By: Mark Fitzgerald
Morris Publishing Group LLC said in a Securities and Exchange Commission (SEC) that it swung to a profit in 2009 even as it negotiated a prepackaged bankruptcy with lenders and revenues fell about 20%.
In the SEC, the parent of The Florida Times-Union in Jacksonville and a dozen other dailies said it needed additional time to file its required 10-K annual report for 2010 “to consider and determine the impact of Morris Publishing’s consummation of a prepackaged plan of reorganization under Chapter 11 of the Bankruptcy Code on March 1, 2010 and whether a going concern qualification is appropriate.”
In previous reports to the SEC, Morris said its auditors had expressed concerns about whether the company could continue as a going concern.

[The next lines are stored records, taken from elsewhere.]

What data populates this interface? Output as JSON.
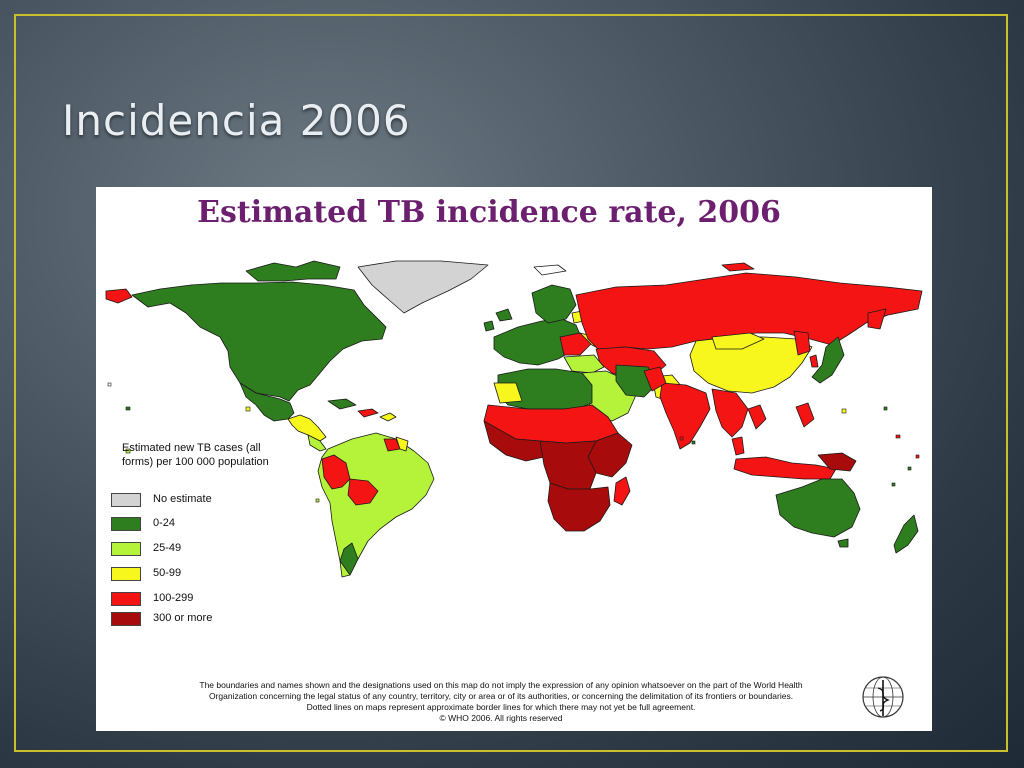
{
  "slide": {
    "title": "Incidencia 2006"
  },
  "map": {
    "title": "Estimated TB incidence rate, 2006",
    "legend": {
      "title": "Estimated new TB cases (all forms) per 100 000 population",
      "items": [
        {
          "label": "No estimate",
          "color": "#d3d3d3"
        },
        {
          "label": "0-24",
          "color": "#2e7d1f"
        },
        {
          "label": "25-49",
          "color": "#b5f23a"
        },
        {
          "label": "50-99",
          "color": "#f7f71d"
        },
        {
          "label": "100-299",
          "color": "#f51414"
        },
        {
          "label": "300 or more",
          "color": "#a80b0b"
        }
      ]
    },
    "disclaimer": [
      "The boundaries and names shown and the designations used on this map do not imply the expression of any opinion whatsoever on the part of the World Health",
      "Organization concerning the legal status of any country, territory, city or area or of its authorities, or concerning the delimitation of its frontiers or boundaries.",
      "Dotted lines on maps represent approximate border lines for which there may not yet be full agreement.",
      "© WHO 2006. All rights reserved"
    ],
    "emblem_icon": "who-emblem-icon"
  },
  "colors": {
    "frame_border": "#c9c02a",
    "title_text": "#e9eef2",
    "map_title": "#6b1f6e"
  }
}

Morris said it anticipates the 10-K will report “significant declines in net operating revenues (approximately 20%) as compared to 2008, significant reductions in operating expenses (especially since a significant write-down of goodwill occurred in 2008), and positive income from continuing operations for 2009 as compared to a significant loss from continuing operations in 2008 (again, due to a significant write-down of goodwill in 2008).”
Morris emerged from bankruptcy last month under a reorganization plan that reduced its debt to approximately $107 million from $418 million. Morris swapped $100 million of new second lien secured notes due in 2014 for the cancellation of about $278.5 million of outstanding senior subordinated unsecured notes that were due in 2013.
At the same time, entities owned and controlled by the Morris family made a capital contribution of approximately $85 million and paid down intercompany debt amounting to about $25 million. The effect was to cancel about $110 million of Morris Publishing’s senior secured debt.